Subject: RE: What got you started?
Sittin' on the gymnasium floor, gathered around the piano with all the other third grade kids, I watched my third grade teacher introduce a young woman with waist-length wheat-colored hair and a matching guitar. This was my teacher's daughter, a fledgling folksinger, and I remember listening to her sing "500 miles" with tears pouring down my face. Made it kind of embarrassing to sing along with my voice all quavery, but I did try. Third grade sing-alongs were an important part of my schooling.

A few years later, my third grade teacher let on that her daughter, Kat, had gone off to the British Isles, collecting songs, and that she'd learned some in Scots Gaelic. I thought that was the coolest thing I had ever heard of, and vowed to myself that someday (I figured, say, around age 80) I would go to Scotland and learn to sing in Gaelic. The next year I had Kat's first tape in hand, with one piece of Gaelic mouth music on it...riviting. The tape got worn out on family road trips, kept my brother annoyed, and made me very happy.

Two years ago (about 17 years after third grade), I started Scots Gaelic classes.

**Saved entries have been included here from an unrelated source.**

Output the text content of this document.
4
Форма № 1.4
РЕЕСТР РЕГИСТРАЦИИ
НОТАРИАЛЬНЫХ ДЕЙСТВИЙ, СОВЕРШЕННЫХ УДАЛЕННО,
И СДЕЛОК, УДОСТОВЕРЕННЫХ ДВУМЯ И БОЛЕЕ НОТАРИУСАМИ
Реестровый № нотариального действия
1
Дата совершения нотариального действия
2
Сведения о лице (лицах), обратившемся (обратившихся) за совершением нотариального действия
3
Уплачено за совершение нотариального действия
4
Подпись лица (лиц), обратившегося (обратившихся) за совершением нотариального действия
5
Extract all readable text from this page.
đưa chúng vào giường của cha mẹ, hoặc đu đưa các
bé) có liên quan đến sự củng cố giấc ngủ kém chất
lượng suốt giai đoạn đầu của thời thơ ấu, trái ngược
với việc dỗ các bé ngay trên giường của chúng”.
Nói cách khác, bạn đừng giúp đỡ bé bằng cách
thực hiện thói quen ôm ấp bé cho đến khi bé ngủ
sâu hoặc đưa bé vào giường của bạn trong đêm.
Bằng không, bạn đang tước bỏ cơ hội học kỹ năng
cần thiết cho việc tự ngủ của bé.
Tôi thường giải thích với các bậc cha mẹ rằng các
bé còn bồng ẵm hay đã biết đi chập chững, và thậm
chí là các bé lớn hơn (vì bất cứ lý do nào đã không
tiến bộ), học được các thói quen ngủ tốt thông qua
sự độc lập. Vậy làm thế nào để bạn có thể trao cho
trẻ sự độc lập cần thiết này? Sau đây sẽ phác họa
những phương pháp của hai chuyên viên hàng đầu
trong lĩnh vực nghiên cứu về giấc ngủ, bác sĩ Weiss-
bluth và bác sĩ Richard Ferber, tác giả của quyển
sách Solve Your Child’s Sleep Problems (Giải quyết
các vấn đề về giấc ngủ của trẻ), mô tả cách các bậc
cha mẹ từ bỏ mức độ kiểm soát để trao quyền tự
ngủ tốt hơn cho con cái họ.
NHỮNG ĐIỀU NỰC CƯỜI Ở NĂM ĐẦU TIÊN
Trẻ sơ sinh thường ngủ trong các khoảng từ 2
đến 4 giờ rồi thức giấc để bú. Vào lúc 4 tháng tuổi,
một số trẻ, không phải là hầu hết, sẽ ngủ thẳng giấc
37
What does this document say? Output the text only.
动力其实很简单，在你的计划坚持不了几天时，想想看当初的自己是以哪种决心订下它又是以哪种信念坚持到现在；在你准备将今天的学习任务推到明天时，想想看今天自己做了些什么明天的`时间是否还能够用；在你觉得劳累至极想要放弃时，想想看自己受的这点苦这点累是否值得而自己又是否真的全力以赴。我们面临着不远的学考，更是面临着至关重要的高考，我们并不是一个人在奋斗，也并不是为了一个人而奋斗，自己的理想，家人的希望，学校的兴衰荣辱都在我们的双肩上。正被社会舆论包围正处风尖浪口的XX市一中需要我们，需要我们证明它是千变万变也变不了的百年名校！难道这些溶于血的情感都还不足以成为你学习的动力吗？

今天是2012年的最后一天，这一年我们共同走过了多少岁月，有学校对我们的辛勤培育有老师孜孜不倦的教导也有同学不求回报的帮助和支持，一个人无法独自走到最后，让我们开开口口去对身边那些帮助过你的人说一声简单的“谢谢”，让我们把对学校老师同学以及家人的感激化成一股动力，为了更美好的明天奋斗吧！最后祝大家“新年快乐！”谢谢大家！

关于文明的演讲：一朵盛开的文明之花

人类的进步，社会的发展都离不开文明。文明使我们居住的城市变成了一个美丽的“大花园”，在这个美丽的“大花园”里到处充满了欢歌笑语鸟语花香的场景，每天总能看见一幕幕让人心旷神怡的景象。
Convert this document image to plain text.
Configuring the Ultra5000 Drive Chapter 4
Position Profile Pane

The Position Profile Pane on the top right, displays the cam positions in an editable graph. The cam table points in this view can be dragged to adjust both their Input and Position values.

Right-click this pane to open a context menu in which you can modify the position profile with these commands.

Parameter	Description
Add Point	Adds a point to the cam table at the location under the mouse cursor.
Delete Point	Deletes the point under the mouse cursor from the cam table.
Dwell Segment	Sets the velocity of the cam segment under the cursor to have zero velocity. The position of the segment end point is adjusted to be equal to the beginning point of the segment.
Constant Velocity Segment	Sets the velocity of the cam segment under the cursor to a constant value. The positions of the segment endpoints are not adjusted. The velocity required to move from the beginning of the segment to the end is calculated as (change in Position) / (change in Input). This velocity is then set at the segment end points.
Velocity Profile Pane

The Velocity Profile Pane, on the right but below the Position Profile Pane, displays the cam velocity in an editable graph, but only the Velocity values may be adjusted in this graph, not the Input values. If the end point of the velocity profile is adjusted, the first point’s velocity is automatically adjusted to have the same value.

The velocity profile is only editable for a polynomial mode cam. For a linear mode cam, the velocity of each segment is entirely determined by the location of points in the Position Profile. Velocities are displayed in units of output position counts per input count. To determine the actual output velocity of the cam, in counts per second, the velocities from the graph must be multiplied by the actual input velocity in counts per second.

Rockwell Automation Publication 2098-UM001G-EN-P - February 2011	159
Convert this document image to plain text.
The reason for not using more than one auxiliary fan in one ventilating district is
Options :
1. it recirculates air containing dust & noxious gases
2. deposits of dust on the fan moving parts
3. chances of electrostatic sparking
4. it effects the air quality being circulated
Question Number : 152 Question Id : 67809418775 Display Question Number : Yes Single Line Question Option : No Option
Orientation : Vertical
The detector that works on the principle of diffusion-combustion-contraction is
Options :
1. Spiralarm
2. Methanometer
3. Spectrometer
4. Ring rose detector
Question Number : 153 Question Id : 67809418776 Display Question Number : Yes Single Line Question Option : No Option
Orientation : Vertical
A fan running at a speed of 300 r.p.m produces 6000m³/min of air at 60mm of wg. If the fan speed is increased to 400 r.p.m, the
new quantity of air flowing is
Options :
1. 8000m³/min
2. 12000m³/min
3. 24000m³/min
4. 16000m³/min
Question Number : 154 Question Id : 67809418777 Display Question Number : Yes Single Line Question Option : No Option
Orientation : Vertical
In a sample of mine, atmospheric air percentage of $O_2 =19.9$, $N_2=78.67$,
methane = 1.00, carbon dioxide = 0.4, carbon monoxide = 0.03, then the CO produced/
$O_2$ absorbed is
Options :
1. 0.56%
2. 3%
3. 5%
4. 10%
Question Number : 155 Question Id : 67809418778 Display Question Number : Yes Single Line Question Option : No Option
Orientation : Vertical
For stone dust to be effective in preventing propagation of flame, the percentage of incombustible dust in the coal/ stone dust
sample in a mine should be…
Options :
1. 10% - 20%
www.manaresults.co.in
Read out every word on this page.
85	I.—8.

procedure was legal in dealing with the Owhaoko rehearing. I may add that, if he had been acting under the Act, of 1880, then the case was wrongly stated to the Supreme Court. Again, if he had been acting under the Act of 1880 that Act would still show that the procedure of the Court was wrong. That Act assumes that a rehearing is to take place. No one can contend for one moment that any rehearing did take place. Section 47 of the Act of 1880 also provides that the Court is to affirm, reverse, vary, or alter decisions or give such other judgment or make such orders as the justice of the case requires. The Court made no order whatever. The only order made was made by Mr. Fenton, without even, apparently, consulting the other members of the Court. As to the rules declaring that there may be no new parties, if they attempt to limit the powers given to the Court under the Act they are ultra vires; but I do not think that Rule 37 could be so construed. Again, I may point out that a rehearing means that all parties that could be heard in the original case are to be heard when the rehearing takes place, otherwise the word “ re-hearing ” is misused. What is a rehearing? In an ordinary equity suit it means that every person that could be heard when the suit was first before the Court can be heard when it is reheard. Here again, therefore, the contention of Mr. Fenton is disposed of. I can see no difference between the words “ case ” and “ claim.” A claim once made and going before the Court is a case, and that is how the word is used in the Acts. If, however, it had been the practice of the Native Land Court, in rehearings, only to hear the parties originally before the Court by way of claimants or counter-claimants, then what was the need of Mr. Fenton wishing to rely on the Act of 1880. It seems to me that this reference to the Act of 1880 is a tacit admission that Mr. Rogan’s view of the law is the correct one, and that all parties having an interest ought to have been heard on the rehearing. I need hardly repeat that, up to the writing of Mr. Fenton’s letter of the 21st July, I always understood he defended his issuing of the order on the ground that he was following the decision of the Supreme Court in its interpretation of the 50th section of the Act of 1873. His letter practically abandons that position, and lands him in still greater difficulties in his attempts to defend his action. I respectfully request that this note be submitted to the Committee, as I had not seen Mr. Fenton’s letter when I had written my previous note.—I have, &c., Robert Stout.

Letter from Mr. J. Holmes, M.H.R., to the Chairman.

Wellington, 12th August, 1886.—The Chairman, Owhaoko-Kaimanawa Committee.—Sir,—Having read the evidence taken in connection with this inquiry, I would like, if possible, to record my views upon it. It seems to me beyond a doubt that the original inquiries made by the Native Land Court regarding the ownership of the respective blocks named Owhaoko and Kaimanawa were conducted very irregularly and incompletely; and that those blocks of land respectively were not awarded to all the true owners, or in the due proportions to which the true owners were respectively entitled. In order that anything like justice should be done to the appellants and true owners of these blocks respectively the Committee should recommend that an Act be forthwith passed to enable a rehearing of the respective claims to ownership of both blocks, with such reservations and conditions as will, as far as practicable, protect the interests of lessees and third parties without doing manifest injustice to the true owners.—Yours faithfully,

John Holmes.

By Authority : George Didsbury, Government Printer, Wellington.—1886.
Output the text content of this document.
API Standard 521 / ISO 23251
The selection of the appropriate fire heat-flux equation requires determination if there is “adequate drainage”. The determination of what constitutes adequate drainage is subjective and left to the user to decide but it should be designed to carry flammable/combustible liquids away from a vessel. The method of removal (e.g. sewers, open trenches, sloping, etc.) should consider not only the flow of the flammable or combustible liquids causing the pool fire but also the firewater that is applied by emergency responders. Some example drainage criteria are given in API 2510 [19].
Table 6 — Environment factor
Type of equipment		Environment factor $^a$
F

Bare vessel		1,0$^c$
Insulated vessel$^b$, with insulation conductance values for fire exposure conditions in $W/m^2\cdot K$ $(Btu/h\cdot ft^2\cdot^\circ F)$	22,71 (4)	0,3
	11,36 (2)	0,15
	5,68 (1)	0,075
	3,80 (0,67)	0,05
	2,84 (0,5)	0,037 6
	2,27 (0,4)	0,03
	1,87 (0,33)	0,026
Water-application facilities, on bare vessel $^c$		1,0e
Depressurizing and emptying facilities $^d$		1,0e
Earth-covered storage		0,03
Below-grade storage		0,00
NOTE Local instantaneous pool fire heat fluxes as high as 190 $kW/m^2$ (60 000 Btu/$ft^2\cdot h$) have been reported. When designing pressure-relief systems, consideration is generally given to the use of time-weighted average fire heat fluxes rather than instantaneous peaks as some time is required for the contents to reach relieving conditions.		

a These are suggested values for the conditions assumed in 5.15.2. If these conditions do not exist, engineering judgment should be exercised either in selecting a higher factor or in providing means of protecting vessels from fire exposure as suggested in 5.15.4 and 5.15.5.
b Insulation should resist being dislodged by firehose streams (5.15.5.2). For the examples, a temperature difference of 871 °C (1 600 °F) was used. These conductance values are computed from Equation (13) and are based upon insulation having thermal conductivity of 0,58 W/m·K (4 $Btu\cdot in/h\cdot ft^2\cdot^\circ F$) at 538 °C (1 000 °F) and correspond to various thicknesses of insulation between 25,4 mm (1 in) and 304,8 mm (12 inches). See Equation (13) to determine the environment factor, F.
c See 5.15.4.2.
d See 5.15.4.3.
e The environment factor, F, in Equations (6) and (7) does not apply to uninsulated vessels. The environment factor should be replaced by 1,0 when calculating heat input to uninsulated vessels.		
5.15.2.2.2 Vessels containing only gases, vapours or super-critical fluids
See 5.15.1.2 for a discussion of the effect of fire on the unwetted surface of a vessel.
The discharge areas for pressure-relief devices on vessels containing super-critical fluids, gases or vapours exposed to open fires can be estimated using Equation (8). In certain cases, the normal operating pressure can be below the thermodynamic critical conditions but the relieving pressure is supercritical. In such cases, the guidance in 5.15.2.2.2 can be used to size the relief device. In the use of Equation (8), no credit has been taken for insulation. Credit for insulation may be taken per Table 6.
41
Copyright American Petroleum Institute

Before we knew it, we had formed a Gaelic Choir (four-part, 30+ voices) and started performing at the Highland Games and the Seattle Folklife Festival doing tweed-waulking songs as we waulked real hand-woven lengths of woolen cloth.

I met my third grade teacher's daughter, Kat Eggleston, on the ferryboat a few months ago. She's a singer-songwriter living in Chicago now. As we headed across the water to our dear island, I told her how much she'd inspired me and how I was now studying and singing a great deal of Scots Gaelic song, all because of her one bit of mouth-music on her first tape. She laughed derisively. "That old thing?" she said. "Hell, I learned it phonetically. I don't even know what I was singing. Do you think you could teach me?"

I remain, well, rather shocked. But it's part of the wild whimsey of the folk process, and I aim to keep on singing and sharing songs forever. You never can tell who's gonna teach somethin' and who's gonna learn!